WILDESHAUSEN - WILDESHAUSEN/ PK - Drei Projekte wollen die Mitglieder des Vereins der Freunde, Förderer und Ehemaligen des Gymnasiums Wildeshausen im neuen Geschäftsjahr unterstützen. Dr. Martin Pfahl, stellvertretender Vorsitzender, stellte die Vorhaben während der Mitgliederversammlung am Dienstagabend im Gymnasium vor.

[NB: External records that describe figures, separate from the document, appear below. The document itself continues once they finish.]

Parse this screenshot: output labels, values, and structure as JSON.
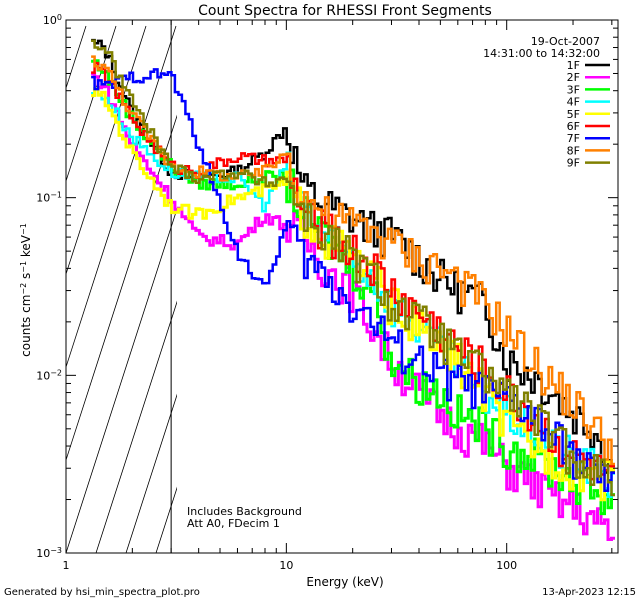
{
  "chart_data": {
    "type": "line",
    "title": "Count Spectra for RHESSI Front Segments",
    "xlabel": "Energy (keV)",
    "ylabel": {
      "base": "counts cm",
      "exp1": "−2",
      "mid1": " s",
      "exp2": "−1",
      "mid2": " keV",
      "exp3": "−1"
    },
    "xscale": "log",
    "yscale": "log",
    "xlim": [
      1,
      320
    ],
    "ylim": [
      0.001,
      1
    ],
    "x_ticks": [
      {
        "value": 1,
        "label": "1"
      },
      {
        "value": 10,
        "label": "10"
      },
      {
        "value": 100,
        "label": "100"
      }
    ],
    "y_ticks": [
      {
        "value": 1,
        "base": "10",
        "exp": "0"
      },
      {
        "value": 0.1,
        "base": "10",
        "exp": "−1"
      },
      {
        "value": 0.01,
        "base": "10",
        "exp": "−2"
      },
      {
        "value": 0.001,
        "base": "10",
        "exp": "−3"
      }
    ],
    "hatched_region": {
      "x_from": 1,
      "x_to": 3
    },
    "header": {
      "date": "19-Oct-2007",
      "time_range": "14:31:00 to 14:32:00"
    },
    "legend_position": "top-right",
    "series": [
      {
        "name": "1F",
        "color": "#000000",
        "x": [
          1.3,
          1.5,
          2,
          3,
          4,
          6,
          8,
          10,
          12,
          15,
          20,
          25,
          30,
          40,
          50,
          60,
          80,
          100,
          130,
          160,
          200,
          250,
          300
        ],
        "y": [
          0.75,
          0.7,
          0.3,
          0.14,
          0.13,
          0.14,
          0.18,
          0.25,
          0.11,
          0.09,
          0.075,
          0.065,
          0.06,
          0.045,
          0.035,
          0.03,
          0.025,
          0.012,
          0.01,
          0.008,
          0.006,
          0.005,
          0.003
        ]
      },
      {
        "name": "2F",
        "color": "#ff00ff",
        "x": [
          1.3,
          1.5,
          2,
          3,
          4,
          6,
          8,
          10,
          12,
          15,
          20,
          25,
          30,
          40,
          50,
          60,
          80,
          100,
          130,
          160,
          200,
          250,
          300
        ],
        "y": [
          0.5,
          0.42,
          0.2,
          0.1,
          0.06,
          0.055,
          0.08,
          0.07,
          0.06,
          0.04,
          0.03,
          0.018,
          0.012,
          0.008,
          0.006,
          0.005,
          0.004,
          0.003,
          0.0025,
          0.002,
          0.0018,
          0.0015,
          0.0012
        ]
      },
      {
        "name": "3F",
        "color": "#00ff00",
        "x": [
          1.3,
          1.5,
          2,
          3,
          4,
          6,
          8,
          10,
          12,
          15,
          20,
          25,
          30,
          40,
          50,
          60,
          80,
          100,
          130,
          160,
          200,
          250,
          300
        ],
        "y": [
          0.6,
          0.52,
          0.28,
          0.15,
          0.12,
          0.12,
          0.13,
          0.13,
          0.08,
          0.06,
          0.04,
          0.03,
          0.012,
          0.009,
          0.008,
          0.006,
          0.005,
          0.004,
          0.0035,
          0.003,
          0.0025,
          0.0022,
          0.002
        ]
      },
      {
        "name": "4F",
        "color": "#00ffff",
        "x": [
          1.3,
          1.5,
          2,
          3,
          4,
          6,
          8,
          10,
          12,
          15,
          20,
          25,
          30,
          40,
          50,
          60,
          80,
          100,
          130,
          160,
          200,
          250,
          300
        ],
        "y": [
          0.4,
          0.38,
          0.22,
          0.14,
          0.13,
          0.13,
          0.09,
          0.15,
          0.09,
          0.06,
          0.045,
          0.035,
          0.025,
          0.018,
          0.014,
          0.011,
          0.008,
          0.006,
          0.005,
          0.004,
          0.0035,
          0.003,
          0.0025
        ]
      },
      {
        "name": "5F",
        "color": "#ffff00",
        "x": [
          1.3,
          1.5,
          2,
          3,
          4,
          6,
          8,
          10,
          12,
          15,
          20,
          25,
          30,
          40,
          50,
          60,
          80,
          100,
          130,
          160,
          200,
          250,
          300
        ],
        "y": [
          0.4,
          0.36,
          0.18,
          0.09,
          0.08,
          0.1,
          0.11,
          0.12,
          0.08,
          0.06,
          0.045,
          0.035,
          0.025,
          0.018,
          0.014,
          0.012,
          0.008,
          0.005,
          0.004,
          0.0035,
          0.003,
          0.0028,
          0.0025
        ]
      },
      {
        "name": "6F",
        "color": "#ff0000",
        "x": [
          1.3,
          1.5,
          2,
          3,
          4,
          6,
          8,
          10,
          12,
          15,
          20,
          25,
          30,
          40,
          50,
          60,
          80,
          100,
          130,
          160,
          200,
          250,
          300
        ],
        "y": [
          0.55,
          0.5,
          0.28,
          0.15,
          0.14,
          0.17,
          0.16,
          0.16,
          0.08,
          0.065,
          0.05,
          0.04,
          0.03,
          0.022,
          0.018,
          0.014,
          0.011,
          0.008,
          0.006,
          0.0045,
          0.0035,
          0.003,
          0.0025
        ]
      },
      {
        "name": "7F",
        "color": "#0000ff",
        "x": [
          1.3,
          1.5,
          2,
          3,
          4,
          6,
          8,
          10,
          12,
          15,
          20,
          25,
          30,
          40,
          50,
          60,
          80,
          100,
          130,
          160,
          200,
          250,
          300
        ],
        "y": [
          0.45,
          0.42,
          0.48,
          0.5,
          0.2,
          0.05,
          0.03,
          0.07,
          0.045,
          0.035,
          0.025,
          0.02,
          0.015,
          0.012,
          0.01,
          0.009,
          0.008,
          0.007,
          0.006,
          0.0045,
          0.0035,
          0.0028,
          0.0022
        ]
      },
      {
        "name": "8F",
        "color": "#ff8000",
        "x": [
          1.3,
          1.5,
          2,
          3,
          4,
          6,
          8,
          10,
          12,
          15,
          20,
          25,
          30,
          40,
          50,
          60,
          80,
          100,
          130,
          160,
          200,
          250,
          300
        ],
        "y": [
          0.6,
          0.55,
          0.3,
          0.15,
          0.14,
          0.13,
          0.14,
          0.18,
          0.1,
          0.08,
          0.07,
          0.065,
          0.055,
          0.045,
          0.04,
          0.035,
          0.025,
          0.018,
          0.012,
          0.009,
          0.007,
          0.005,
          0.004
        ]
      },
      {
        "name": "9F",
        "color": "#808000",
        "x": [
          1.3,
          1.5,
          2,
          3,
          4,
          6,
          8,
          10,
          12,
          15,
          20,
          25,
          30,
          40,
          50,
          60,
          80,
          100,
          130,
          160,
          200,
          250,
          300
        ],
        "y": [
          0.75,
          0.7,
          0.35,
          0.15,
          0.13,
          0.14,
          0.12,
          0.13,
          0.08,
          0.06,
          0.045,
          0.035,
          0.025,
          0.02,
          0.016,
          0.013,
          0.01,
          0.008,
          0.006,
          0.0045,
          0.0035,
          0.003,
          0.0025
        ]
      }
    ],
    "annotations": [
      "Includes Background",
      "Att A0, FDecim 1"
    ]
  },
  "footer": {
    "generator": "Generated by hsi_min_spectra_plot.pro",
    "timestamp": "13-Apr-2023 12:15"
  }
}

Zum einen geht es dabei um die „Streicher-Klasse“. Dahinter verbirgt sich ein musikalisches Angebot für Schülerinnen und Schüler ab der fünften Klasse. „Da für den Unterricht eine große Anzahl Musikinstrumente angeschafft werden müssen, hat sich zunächst eine Finanzlücke ergeben“, erklärte die erste Vorsitzende Barbara Lubasch. Diese will der Förderverein nun schließen.
Das zweite Projekt umfasst eine Bezuschussung und damit Ergänzung der bestehenden Lichtanlage im Forum des Gymnasiums. Zusätzlich sollen zwei Scheinwerfer für die richtige Beleuchtung sorgen.
Im dritten Projekt geht es um die Einarbeitung weiterer Mediatoren (Streitschlichter). Aus den achten Klassen fanden sich 30 Mitschüler bereit, künftig bei Streitigkeiten schlichtend einzugreifen. Sie sollen unter anderem gründlich in Wochenendseminaren eingearbeitet werden. Die Kosten will der Förderverein bezuschussen. Ergänzend wurde beschlossen, künftig auch schon jüngere Jahrgänge zur Mitarbeit anzusprechen.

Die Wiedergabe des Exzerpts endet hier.